For his involvement, Tobin spent from early 2018 until July 24 this year with “scumbags and pieces of shit” in Long Bay, Cessnock, Kempsey, Emu Plains and Macquarie correctional centres. There were also two horrible days in protection alongside paedophiles.
While it was rough, Tobin feels lucky to have only been bashed three times, and suffering no broken bones.
“They were the only three dramas I had in the eight-and-a-half years,” he said.
Guards regarded the popular ex-footballer highly.
Tobin refused to perform sexual favours while in prison. The former Roosters skipper survived jail by playing it smart, recalling how he “always found the bloke running the jail”.
“Because there’s always somebody who runs the joint. That’s just the hierarchy,” he said.
“I said, ‘Mate, this is what I’m doing. If you want me to work in the f***ing tool shed or any other f***ing shed, I’ll do that every day of the f***ing week. But I’m not doing anything for you’.
“That earns you respect. Otherwise … they prey on the weak because they are just scumbags.”
Still, jail life obviously took a great physical and mental toll on Tobin.
In addition to being ‘f***ed in the mind’ and over-regimented, the former 90kg lock forward now weighs only 68kgs.
“I’ve got to start doing some more exercise because I’ve lost too much weight. This is what happens from jail,” he said.
“That comes from not eating and that comes because you’ve got no money, and that’s how they wear you down.”

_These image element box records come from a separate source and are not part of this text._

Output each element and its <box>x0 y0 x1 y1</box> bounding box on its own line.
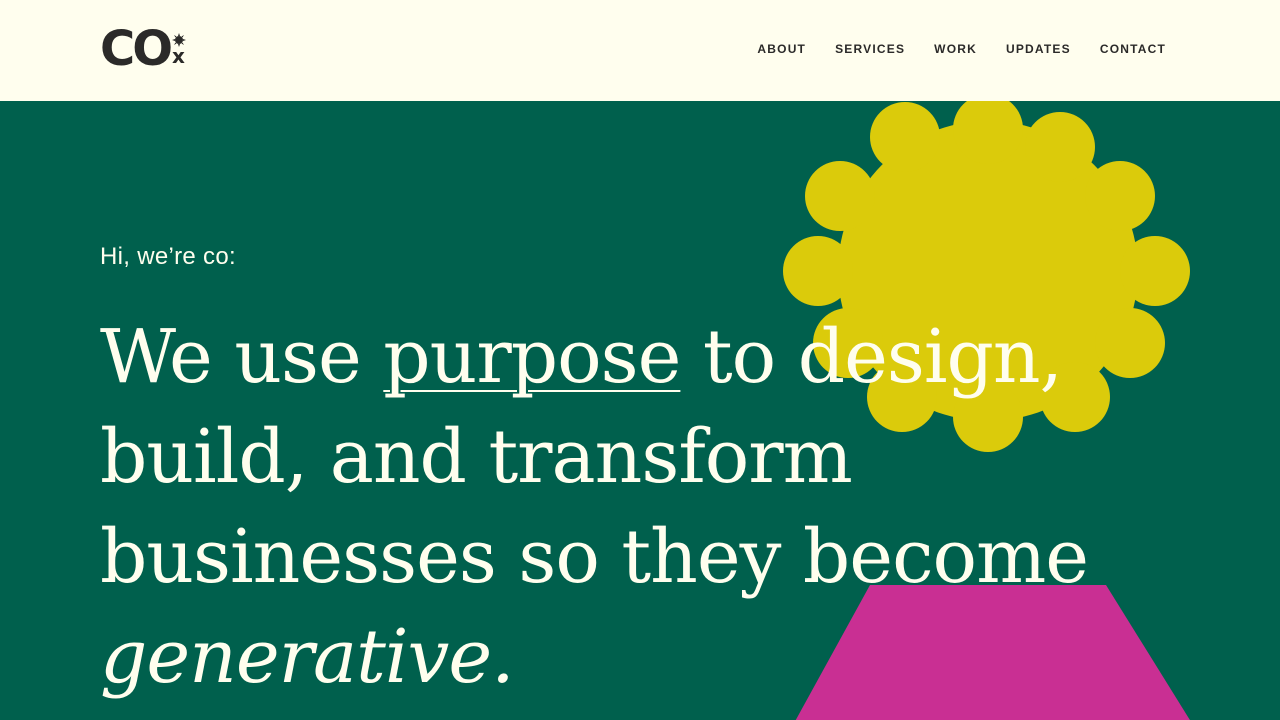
headline-part2: to design, <box>680 314 1063 400</box>
nav-about[interactable]: ABOUT <box>757 41 806 57</box>
headline-line2: build, and transform <box>100 414 853 500</box>
hero-section: Hi, we’re co: We use purpose to design, … <box>0 101 1280 720</box>
headline-line3: businesses so they become <box>100 514 1089 600</box>
hero-intro: Hi, we’re co: <box>100 243 236 270</box>
headline-part1: We use <box>100 314 384 400</box>
purpose-link[interactable]: purpose <box>383 314 681 400</box>
nav-updates[interactable]: UPDATES <box>1006 41 1071 57</box>
logo-x: x <box>172 44 185 68</box>
nav-work[interactable]: WORK <box>934 41 977 57</box>
site-header: CO x ABOUT SERVICES WORK UPDATES CONTACT <box>0 0 1280 101</box>
nav-services[interactable]: SERVICES <box>835 41 905 57</box>
logo-text: CO <box>100 21 173 77</box>
logo-mark: x <box>171 31 189 67</box>
logo[interactable]: CO x <box>100 21 200 77</box>
headline-emphasis: generative. <box>100 614 515 700</box>
main-nav: ABOUT SERVICES WORK UPDATES CONTACT <box>757 41 1166 57</box>
hero-headline: We use purpose to design, build, and tra… <box>100 307 1200 707</box>
nav-contact[interactable]: CONTACT <box>1100 41 1166 57</box>
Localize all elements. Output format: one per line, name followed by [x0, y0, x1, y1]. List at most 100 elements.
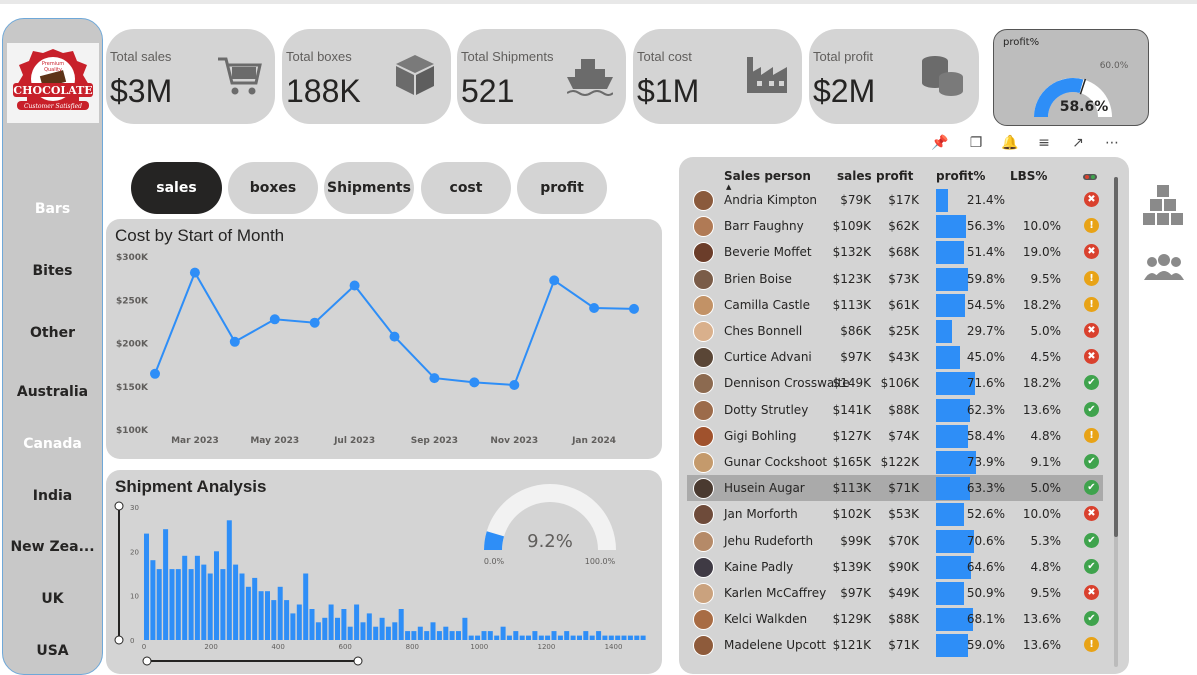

While several former Roosters teammates and one of his sons visited Tobin while in prison, his other boy didn’t.
“We have had a bit of a love-hate relationship for some reason. I don’t know why,” he said.
“But I will reach out to him again. Which I did to my sister the other week.
“It’s funny, you always think that people think badly of you, but they don’t.
“It’s what you think they think, and you can’t think what they think.
“But it’s still my fault. I can’t blame anyone because I put myself in jail. No one else did – and I have to live with that.”